Ciro Flamarion Santana Cardoso: ao professor e historiador marxista

Virgínia Fontes

A História está de luto: a história do Brasil, a história no Brasil, a história antiga, a história contemporânea, a história que produzimos em cada dia na vida social, a história refletida e pensada por alguns historiadores, a história que se faz nas ruas, a história comprometida com a luta social e com uma reflexão aguda e crítica. Perdemos há 15 dias, no dia 29 de junho de 2013 um dos nossos maiores historiadores, Ciro Flamarion Santana Cardoso.

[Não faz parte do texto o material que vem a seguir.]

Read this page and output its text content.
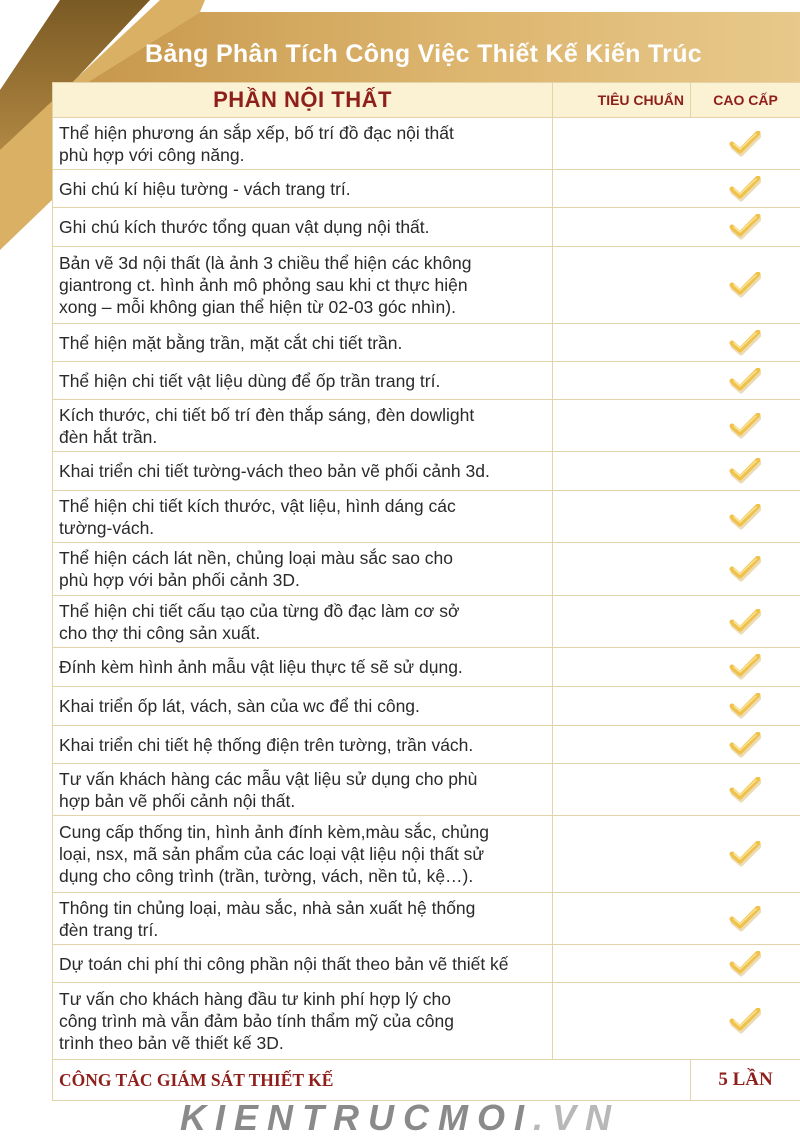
Bảng Phân Tích Công Việc Thiết Kế Kiến Trúc
PHẦN NỘI THẤT	TIÊU CHUẨN	CAO CẤP

Thể hiện phương án sắp xếp, bố trí đồ đạc nội thất
phù hợp với công năng.

Ghi chú kí hiệu tường - vách trang trí.

Ghi chú kích thước tổng quan vật dụng nội thất.

Bản vẽ 3d nội thất (là ảnh 3 chiều thể hiện các không
giantrong ct. hình ảnh mô phỏng sau khi ct thực hiện
xong – mỗi không gian thể hiện từ 02-03 góc nhìn).

Thể hiện mặt bằng trần, mặt cắt chi tiết trần.

Thể hiện chi tiết vật liệu dùng để ốp trần trang trí.

Kích thước, chi tiết bố trí đèn thắp sáng, đèn dowlight
đèn hắt trần.

Khai triển chi tiết tường-vách theo bản vẽ phối cảnh 3d.

Thể hiện chi tiết kích thước, vật liệu, hình dáng các
tường-vách.

Thể hiện cách lát nền, chủng loại màu sắc sao cho
phù hợp với bản phối cảnh 3D.

Thể hiện chi tiết cấu tạo của từng đồ đạc làm cơ sở
cho thợ thi công sản xuất.

Đính kèm hình ảnh mẫu vật liệu thực tế sẽ sử dụng.

Khai triển ốp lát, vách, sàn của wc để thi công.

Khai triển chi tiết hệ thống điện trên tường, trần vách.

Tư vấn khách hàng các mẫu vật liệu sử dụng cho phù
hợp bản vẽ phối cảnh nội thất.

Cung cấp thống tin, hình ảnh đính kèm,màu sắc, chủng
loại, nsx, mã sản phẩm của các loại vật liệu nội thất sử
dụng cho công trình (trần, tường, vách, nền tủ, kệ…).

Thông tin chủng loại, màu sắc, nhà sản xuất hệ thống
đèn trang trí.

Dự toán chi phí thi công phần nội thất theo bản vẽ thiết kế

Tư vấn cho khách hàng đầu tư kinh phí hợp lý cho
công trình mà vẫn đảm bảo tính thẩm mỹ của công
trình theo bản vẽ thiết kế 3D.

CÔNG TÁC GIÁM SÁT THIẾT KẾ		5 LẦN
KIENTRUCMOI.VN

Raros intelectuais tiveram uma vida como a de Ciro, totalmente dedicada à pesquisa e à docência. Leitor voraz, professor em tempo integral, dedicadíssimo aos cursos e à tarefa dupla e complexa de produzir e socializar conhecimento. Muitos desses cursos, aliás, se tornaram livros. Ciro preparava suas aulas meticulosa e minuciosamente, de tal maneira que os alunos dispunham de textos originais altamente qualificados sobre o tema trabalhado. E isso não apenas em cursos de mestrado ou doutorado, pois Ciro era rigoroso e generoso em todas as aulas que dava, sobretudo na graduação de História, onde atuou durante muitos anos. Não escondia seus novos textos: eles integravam plenamente sua vida docente, sua relação com os alunos, com seus colegas e com o mundo dos historiadores.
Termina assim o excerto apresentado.